Si sente una sopravvissuta al Covid19?
Non mi sento una sopravvissuta, mi sento molto fortunata ad averlo contratto senza subirne gli aspetti più gravi. Ho visto in prima persona quanto male può fare questo virus ad un corpo umano, ritengo quindi che sia io che il mio nucleo familiare lo abbiamo preso in forma leggera. Ciò nonostante sono dovuta rimanere a casa dal lavoro per due settimane, e in quei giorni i miei pensieri erano rivolti ai miei colleghi di lavoro impegnati nelle tantissime chiamate che si registravano in quello che si è poi rivelato essere stato il picco dell’epidemia.

Quando ha iniziato a non sentirsi bene?
Ho fatto l’ultimo turno prima di ammalarmi a Piacenza, era la mattina del 26 febbraio, ed ero in forze alla tenda PMA (posto medico avanzato, ndr) che era stata da poco allestita all’esterno dell’ospedale in via Cantone del Cristo. Non ho elementi per dire di aver contratto il Coronavirus in ospedale, in quei giorni o in quel turno, piuttosto che al di fuori dell’ambito lavorativo. Sta di fatto che nei primi giorni di marzo mi è venuta la febbre, non era alta, misurava 37.7° ed è durata un paio di giorni. Intensi e fastidiosi sono stati i dolori articolari. A febbre scesa mi sono accorta di aver perso il gusto e l’olfatto e un forte senso di spossatezza che mi attanagliava. Mi era anche passata la voglia di mangiare, così ho anche perso peso. Subito il primo giorno ho chiamato al lavoro avvisando che non stavo bene. Nei giorni a venire, mentre ero a casa e avevo tagliato ogni contatto con il mondo esterno, sono stata contattata dal Servizio Prevenzione Protezione dell’Azienda Usl. Nel frattempo mi sentivo già decisamente meglio. Sono rimasta a casa per due settimane e, poi, finalmente il 15 marzo ho potuto riprendere il lavoro.
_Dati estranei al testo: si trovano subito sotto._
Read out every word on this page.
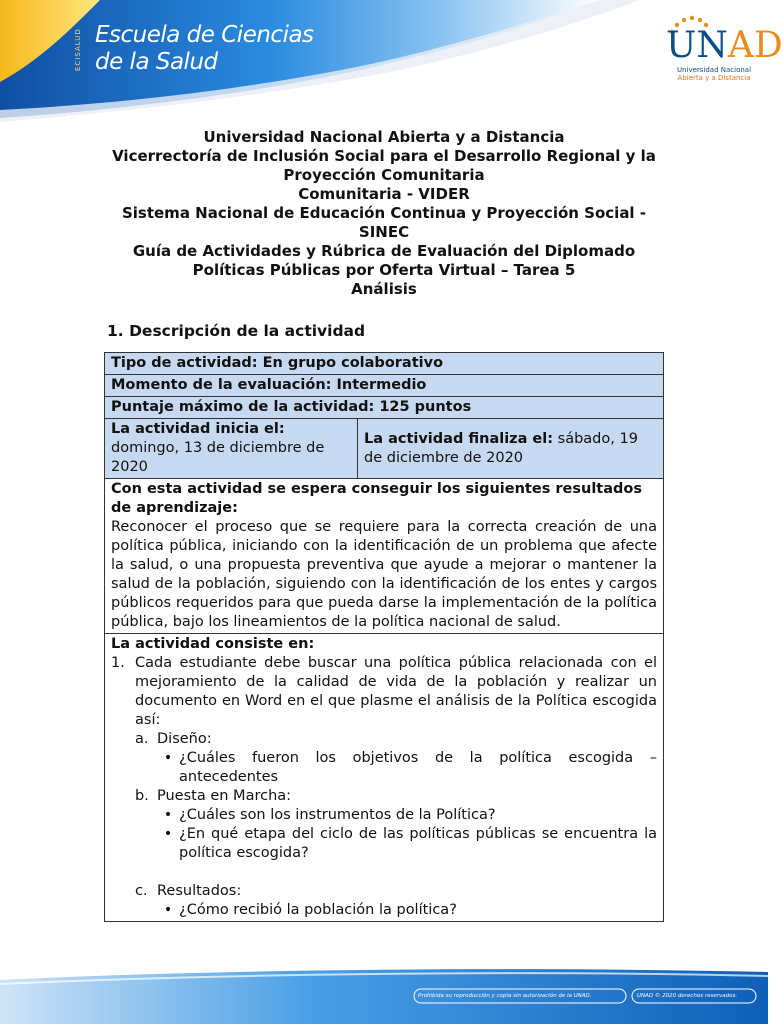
ECISALUD Escuela de Ciencias
de la Salud	UNAD
Universidad Nacional
Abierta y a Distancia
Universidad Nacional Abierta y a Distancia
Vicerrectoría de Inclusión Social para el Desarrollo Regional y la
Proyección Comunitaria
Comunitaria - VIDER
Sistema Nacional de Educación Continua y Proyección Social -
SINEC
Guía de Actividades y Rúbrica de Evaluación del Diplomado
Políticas Públicas por Oferta Virtual – Tarea 5
Análisis
1. Descripción de la actividad
Tipo de actividad: En grupo colaborativo
Momento de la evaluación: Intermedio
Puntaje máximo de la actividad: 125 puntos

La actividad inicia el:
domingo, 13 de diciembre de 2020
	La actividad finaliza el: sábado, 19 de diciembre de 2020

Con esta actividad se espera conseguir los siguientes resultados de aprendizaje:
Reconocer el proceso que se requiere para la correcta creación de una política pública, iniciando con la identificación de un problema que afecte la salud, o una propuesta preventiva que ayude a mejorar o mantener la salud de la población, siguiendo con la identificación de los entes y cargos públicos requeridos para que pueda darse la implementación de la política pública, bajo los lineamientos de la política nacional de salud.

La actividad consiste en:
1. Cada estudiante debe buscar una política pública relacionada con el mejoramiento de la calidad de vida de la población y realizar un documento en Word en el que plasme el análisis de la Política escogida así:
a. Diseño:
• ¿Cuáles fueron los objetivos de la política escogida – antecedentes
b. Puesta en Marcha:
• ¿Cuáles son los instrumentos de la Política?
• ¿En qué etapa del ciclo de las políticas públicas se encuentra la política escogida?
c. Resultados:
• ¿Cómo recibió la población la política?
Prohibida su reproducción y copia sin autorización de la UNAD.	UNAD © 2020 derechos reservados.
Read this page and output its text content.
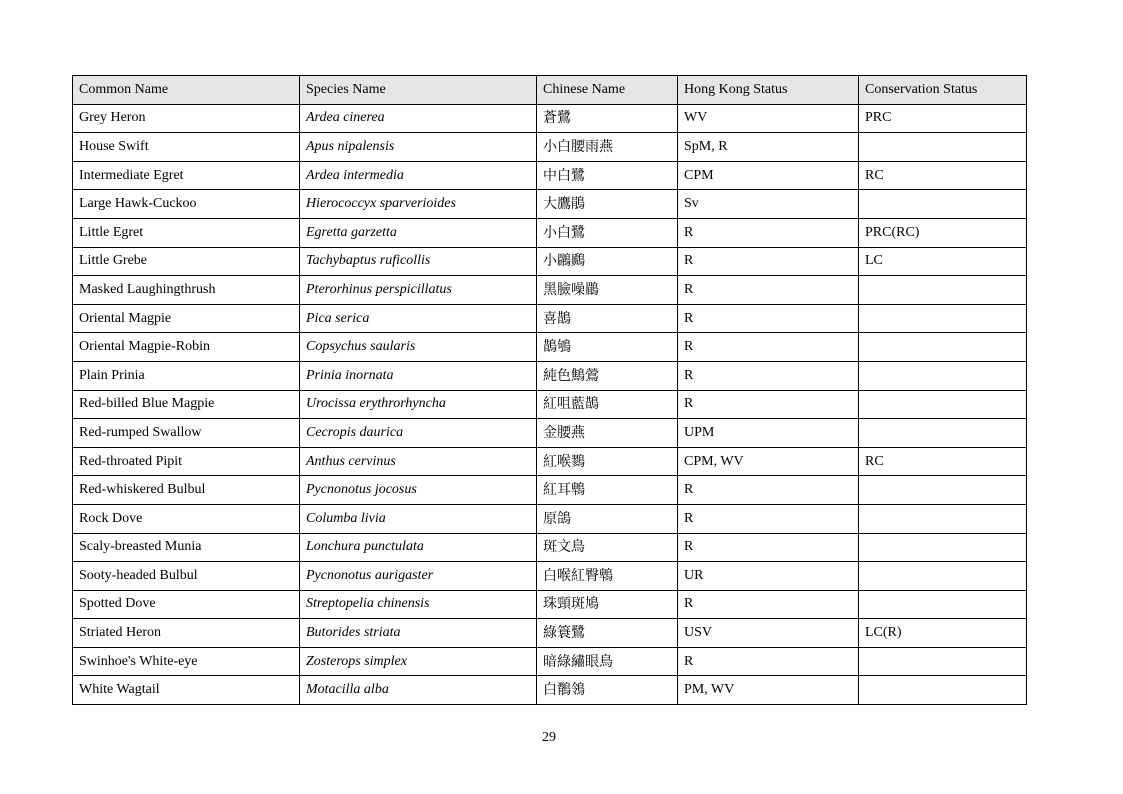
Common Name	Species Name	Chinese Name	Hong Kong Status	Conservation Status
Grey Heron	Ardea cinerea	蒼鷺	WV	PRC
House Swift	Apus nipalensis	小白腰雨燕	SpM, R	
Intermediate Egret	Ardea intermedia	中白鷺	CPM	RC
Large Hawk-Cuckoo	Hierococcyx sparverioides	大鷹鵑	Sv	
Little Egret	Egretta garzetta	小白鷺	R	PRC(RC)
Little Grebe	Tachybaptus ruficollis	小鸊鷉	R	LC
Masked Laughingthrush	Pterorhinus perspicillatus	黑臉噪鶥	R	
Oriental Magpie	Pica serica	喜鵲	R	
Oriental Magpie-Robin	Copsychus saularis	鵲鴝	R	
Plain Prinia	Prinia inornata	純色鷦鶯	R	
Red-billed Blue Magpie	Urocissa erythrorhyncha	紅咀藍鵲	R	
Red-rumped Swallow	Cecropis daurica	金腰燕	UPM	
Red-throated Pipit	Anthus cervinus	紅喉鷚	CPM, WV	RC
Red-whiskered Bulbul	Pycnonotus jocosus	紅耳鵯	R	
Rock Dove	Columba livia	原鴿	R	
Scaly-breasted Munia	Lonchura punctulata	斑文鳥	R	
Sooty-headed Bulbul	Pycnonotus aurigaster	白喉紅臀鵯	UR	
Spotted Dove	Streptopelia chinensis	珠頸斑鳩	R	
Striated Heron	Butorides striata	綠簑鷺	USV	LC(R)
Swinhoe's White-eye	Zosterops simplex	暗綠繡眼鳥	R	
White Wagtail	Motacilla alba	白鶺鴒	PM, WV	
29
È stata quindi costretta a rimanere a casa, in isolamento. Ha temuto per la salute della sua famiglia?
Sono stata costretta ad un isolamento domiciliare, obbligato ma doveroso. Non mi sono mai allarmata per essermi ammalata: seppur non mi sentissi bene vedevo un miglioramento continuo sia in me che nelle mie figlie, con mio marito rimasto praticamente asintomatico. Ci siamo piuttosto dovuti organizzare per la spesa: preziosi sono stati i miei genitori che ci recapitavano i viveri, e quanto ci serviva, lasciando i sacchetti davanti sullo zerbino di casa. Nessun contatto diretto, l’unico modo di sentirci era utilizzando il cellulare.

È rimasta a casa due settimane. Avrà avuto modo di rimanere aggiornata sulla situazione sanitaria piacentina sia attraverso i suoi colleghi di lavoro che attraverso i mass media. Quali pensieri la attraversavano in quei giorni?

All’inizio sia io che i miei colleghi eravamo ancora perplessi. Quel 26 febbraio eravamo all’inizio di un epidemia in evoluzione. La zona rossa era considerata Codogno eppure in Pronto Soccorso arrivavano persone con sintomi respiratori importanti. Quando sono dovuta rimanere a casa ho pensato ai miei colleghi, specialmente a quelli di Bobbio che, anche a causa della mia assenza, stavano saltando dei riposi per coprire i turni. La stampa credo abbia lavorato benissimo, fornendo sempre notizie aggiornate.

Terminata la malattia, ricevuto il nulla osta per ritornare al lavoro, com’è stato essere in prima linea in quella che senza mezzi termini si può definire una guerra da combattere contro un nemico subdolo e invisibile?

È stato molto impegnativo, soprattutto sotto il profilo psicologico. Tante persone che siamo andate a prendere nelle proprie abitazioni, così come nelle case di riposo, non sono più tra noi. Era un dolore immenso spiegare ai parenti dei pazienti che non potevano seguici all’ospedale e neppure far visita al loro caro ricoverato. Un impatto emotivo forte. Sono stati giorni duri per tutti. Credo che un grazie sia doveroso anche nei confronti di tutti gli autisti, essi hanno dato man forte a me e a tutti i miei colleghi. Un team che ha dato il massimo senza risparmiare energie. E ci tengo a sottolineare che, così come facevamo prima che si verificasse questa emergenza sanitaria, il nostro è sempre stato e sempre sarà un mestiere votato al bene dei pazienti. Chi come me sceglie di fare questo lavoro sa che esso è complesso ma dalle grandi soddisfazioni.